“Vem cá, meu gato, aqui no meu regaço; guarda essas garras devagar,
E nos teus belos olhos de ágata e aço, deixa-me aos poucos mergulhar.
Quando meus dedos cobrem de carícias. Tua cabeça e o dócil torso,
E minha mão se embriaga nas delícias, de afagar-te o elétrico dorso,
Em sonho eu vejo. Seu olhar, profundo, como o teu, amável felino,
Qual dardo dilacera e fere fundo. E dos pés à cabeça, um fino
Ar sutil, um perfume que envenena
Envolvem-lhe a carne morena”
trecho do poema de C. BAUDELAiRE
Um dia ele apareceu, sorrateiro veio me seguindo, um, dois quarteirões. Inacreditavelmente lindo, cinza, aveludado, azulado… Olhou para mim, um olhar profundamente verde. Eu correspondi, e o incentivei a me seguir.
Abri o portão de casa, ele entrou primeiro, subiu as escadas. Parecia sentir-se muito a vontade. Ao final das escadas deitou-se, rolava no chão de felicidade. Ronronava. Eu, que era louca por gatos pensei, que sorte a minha! Sempre ouvi dizer que os gatos escolhiam seus donos e acabava de testemunhar a veracidade do ditado.
Ele ficou, não tinha como. Tinha de batizá-lo, olhei para ele, a elegância ao sentar, o andar silencioso a beleza… Parecia um PUMA!
Naquele ano, com a chegada dele, muita coisa mudou. Foi assim como se uma rajada de sorte entrasse pelas portas e janelas. Muitas coisas boas aconteceram a partir de então, as mais importantes permanecem até hoje.
De filhote que era, tornou-se um gatão, forte como um touro, ágil, brincalhão e briguento. Defendia seu território como um verdadeiro leão.
A convivência com ele despertou em mim uma profunda compaixão por outros gatos e pelos animais em geral. O exercício diário de afeto com aquele pequeno animal me ensinou a ser mais afetuosa com as pessoas, mais generosa, compreensiva e paciente. Era como se através dele eu pudesse aprender mais sobre as próprias relações humanas. Muitos podem não acreditar, mais essa foi a história…. É assim que o guardo na minha memória.

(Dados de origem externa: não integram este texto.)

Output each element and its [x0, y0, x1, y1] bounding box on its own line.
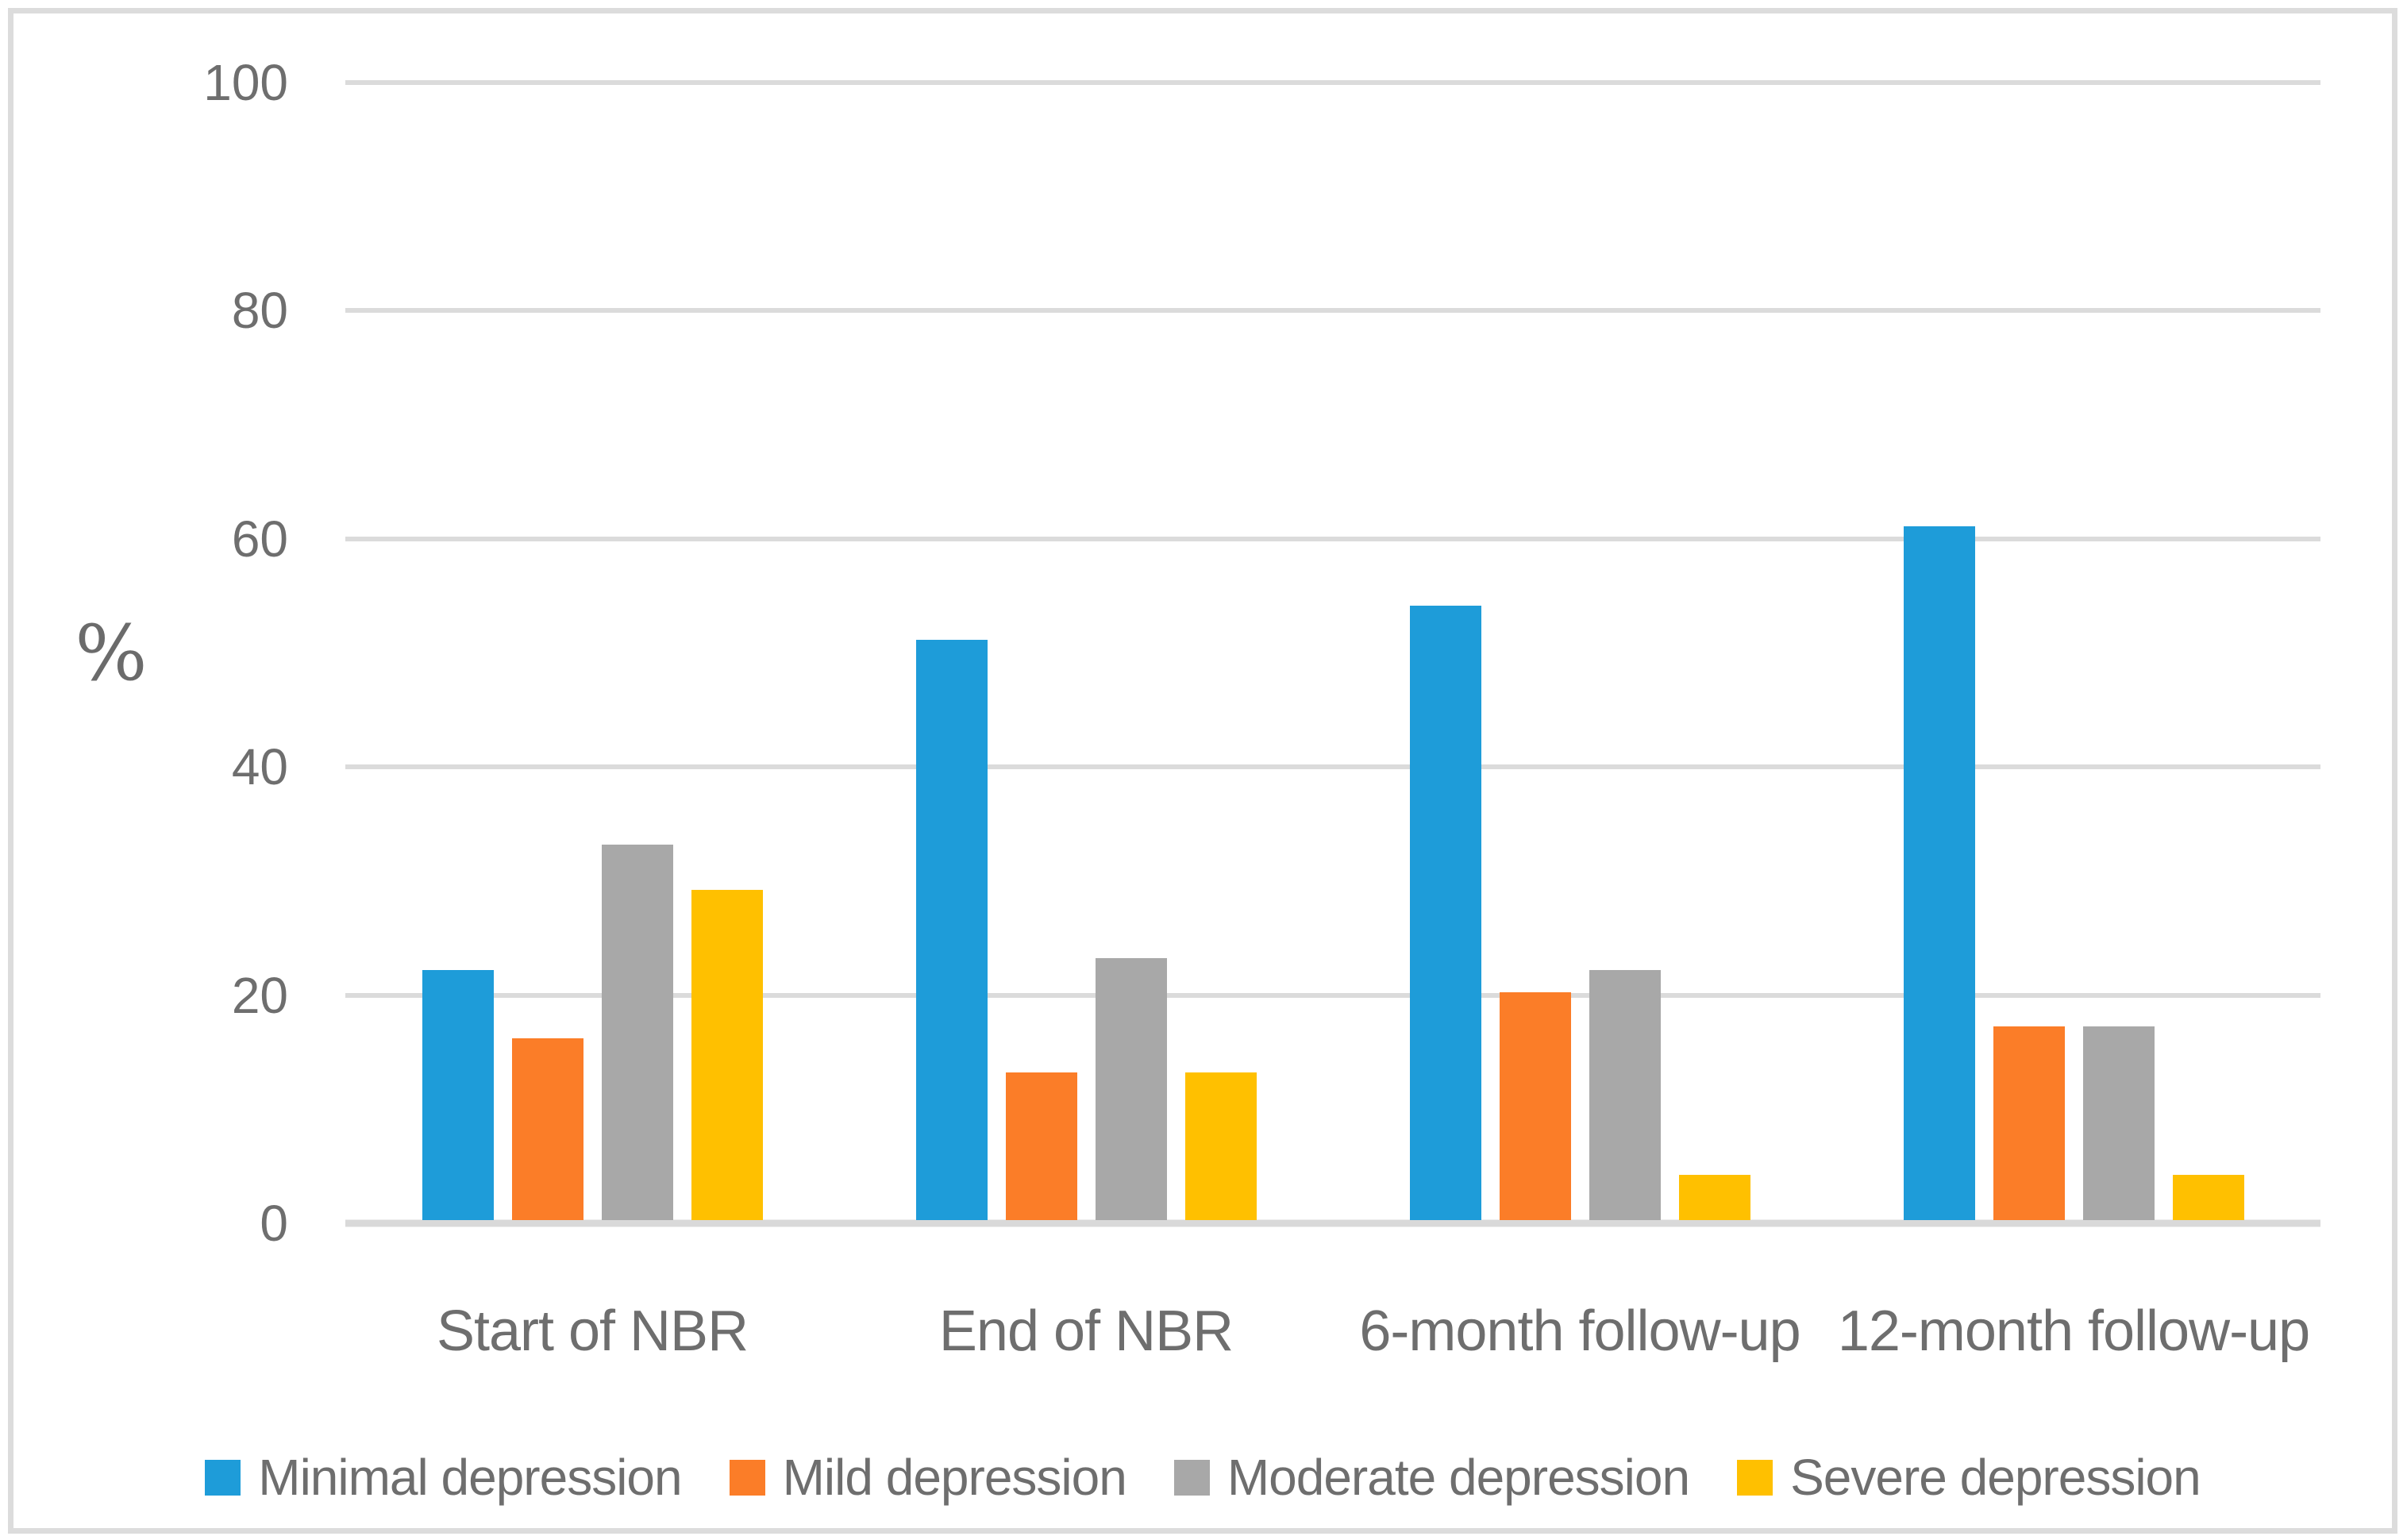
- legend-swatch-moderate-depression: [1173, 1459, 1210, 1496]
- bar-mild-depression: [511, 1038, 583, 1220]
- y-tick-label-80: 80: [231, 282, 288, 340]
- legend-swatch-mild-depression: [729, 1459, 765, 1496]
- chart-figure: % 0 20 40 60 80 100 Start of NBR End of NBR 6-m…: [8, 8, 2397, 1534]
- plot-area: [345, 80, 2320, 1227]
- bar-group-end-of-nbr: [839, 83, 1333, 1223]
- bar-moderate-depression: [1589, 969, 1661, 1220]
- legend-label-moderate-depression: Moderate depression: [1227, 1449, 1690, 1506]
- bar-mild-depression: [1005, 1072, 1077, 1220]
- bar-moderate-depression: [601, 845, 673, 1220]
- y-axis-label: %: [75, 609, 148, 698]
- bar-minimal-depression: [1409, 606, 1481, 1220]
- legend: Minimal depression Mild depression Moderat…: [13, 1433, 2392, 1522]
- x-category-label-12-month-follow-up: 12-month follow-up: [1837, 1299, 2310, 1363]
- bar-severe-depression: [1678, 1174, 1750, 1220]
- x-category-label-6-month-follow-up: 6-month follow-up: [1359, 1299, 1800, 1363]
- legend-item-mild-depression: Mild depression: [729, 1448, 1127, 1507]
- x-axis-baseline: [345, 1219, 2320, 1227]
- bar-severe-depression: [1184, 1072, 1257, 1220]
- y-tick-label-100: 100: [203, 54, 288, 111]
- bar-moderate-depression: [2082, 1026, 2155, 1220]
- bar-group-start-of-nbr: [345, 83, 839, 1223]
- x-axis-labels: Start of NBR End of NBR 6-month follow-up 1…: [345, 1282, 2320, 1380]
- gridline-20: [345, 992, 2320, 998]
- bar-minimal-depression: [1903, 526, 1975, 1220]
- x-category-label-end-of-nbr: End of NBR: [938, 1299, 1234, 1363]
- gridline-60: [345, 536, 2320, 541]
- gridline-100: [345, 80, 2320, 85]
- bar-severe-depression: [2172, 1174, 2244, 1220]
- bar-severe-depression: [691, 890, 763, 1220]
- gridline-40: [345, 764, 2320, 770]
- legend-label-severe-depression: Severe depression: [1790, 1449, 2201, 1506]
- legend-swatch-severe-depression: [1737, 1459, 1773, 1496]
- bar-mild-depression: [1993, 1026, 2065, 1220]
- legend-label-minimal-depression: Minimal depression: [258, 1449, 682, 1506]
- legend-swatch-minimal-depression: [205, 1459, 241, 1496]
- y-tick-label-40: 40: [231, 738, 288, 796]
- y-tick-label-0: 0: [260, 1195, 288, 1252]
- bar-mild-depression: [1499, 992, 1571, 1220]
- legend-item-severe-depression: Severe depression: [1737, 1448, 2201, 1507]
- y-tick-label-60: 60: [231, 510, 288, 568]
- legend-item-moderate-depression: Moderate depression: [1173, 1448, 1690, 1507]
- bar-moderate-depression: [1095, 958, 1167, 1220]
- x-category-label-start-of-nbr: Start of NBR: [436, 1299, 749, 1363]
- gridline-80: [345, 308, 2320, 314]
- bar-group-12-month-follow-up: [1827, 83, 2320, 1223]
- bar-groups: [345, 83, 2320, 1223]
- bar-minimal-depression: [422, 969, 494, 1220]
- bar-minimal-depression: [915, 640, 988, 1220]
- bar-group-6-month-follow-up: [1333, 83, 1827, 1223]
- legend-label-mild-depression: Mild depression: [782, 1449, 1127, 1506]
- y-tick-label-20: 20: [231, 966, 288, 1024]
- legend-item-minimal-depression: Minimal depression: [205, 1448, 683, 1507]
- y-axis-ticks: 0 20 40 60 80 100: [109, 57, 288, 1249]
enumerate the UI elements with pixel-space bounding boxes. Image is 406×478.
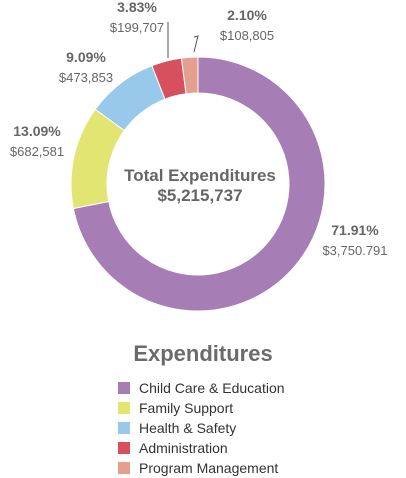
slice-program-management	[180, 56, 199, 95]
amount-label-child-care-education: $3,750.791	[322, 243, 387, 258]
center-total: $5,215,737	[157, 186, 242, 205]
legend-item-family-support: Family Support	[118, 398, 285, 418]
legend-label: Family Support	[139, 400, 234, 416]
legend-item-program-management: Program Management	[118, 458, 285, 478]
slice-labels: 71.91% $3,750.791 13.09% $682,581 9.09% $473,…	[10, 0, 388, 258]
percent-label-program-management: 2.10%	[227, 7, 267, 23]
leader-line-program-management	[193, 35, 199, 53]
legend: Child Care & Education Family Support Heal…	[118, 378, 285, 478]
legend-swatch	[118, 462, 130, 474]
leader-lines	[167, 22, 199, 58]
legend-label: Program Management	[139, 460, 279, 476]
amount-label-administration: $199,707	[110, 20, 164, 35]
center-title: Total Expenditures	[124, 166, 276, 185]
legend-label: Child Care & Education	[139, 380, 285, 396]
amount-label-family-support: $682,581	[10, 144, 64, 159]
amount-label-program-management: $108,805	[220, 28, 274, 43]
slice-child-care-education	[72, 56, 326, 312]
amount-label-health-safety: $473,853	[59, 70, 113, 85]
legend-label: Administration	[139, 440, 228, 456]
percent-label-family-support: 13.09%	[13, 123, 61, 139]
legend-label: Health & Safety	[139, 420, 237, 436]
legend-item-child-care-education: Child Care & Education	[118, 378, 285, 398]
legend-item-health-safety: Health & Safety	[118, 418, 285, 438]
legend-swatch	[118, 422, 130, 434]
legend-swatch	[118, 402, 130, 414]
percent-label-health-safety: 9.09%	[66, 49, 106, 65]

Ele me ensinou também uma das mais difíceis lições, a aceitação. Bem diz Fernando Pessoa, amante dos gatos, em seu poema Gato que Brincas na Rua “… bom servo das leis fatais, que regem pedras e gentes…” Ele sofria de uma doença grave, que foi muito cruel com ele. Mais a suavidade, a felicidade, a brincadeira foram constantes até praticamente os derradeiros momentos.
Para a surpresa dos veterinários sobreviveu a uma crise que parecia o fim. Acho que naquele momento ele deve ter perdido seis, das suas sete vidas.
Ele que era tinhoso e cheio de opinião, aceitava humilde e pacientemente o tratamento. Parecia entender que aquilo era bom para ele. Guerreiro queria muito viver. Era incrível, nada tirava o seu apetite, ele adorava comer. Sempre que via alguém comendo as gostosuras preferidas dele, proferia um alto e poderoso miado.
Mais a doença inclemente avançava… E dignamente ele lutava.
Até que chegou o final de certa semana, mais precisamente uma quinta-feira… Ele parou de comer. Entendi então que sua última vida estava chegando ao fim.
Ele ficou deitado, quietinho, quietinho… Da quinta para sexta, não se escutou nenhum miado. Para diminuir a dor, um remédio potente receitado pela sua querida veterinária. Na madrugada, que passei acordada, pude observar sua respiração lenta, pude sentir que seu olhar, profundamente verde, se apagava se despedia.
Uma última e infrutífera tentativa de mudar o destino, de impedir o eminente fim. No derradeiro momento eu não pude estar com ele, preferi guardar o profundamente verde olhar. Ele se foi, naquele sábado pela manhã, nos braços do meu querido irmão, a quem ele adorava.
Sua última lição para mim, no tempo a vida flui, cresce e desaparece.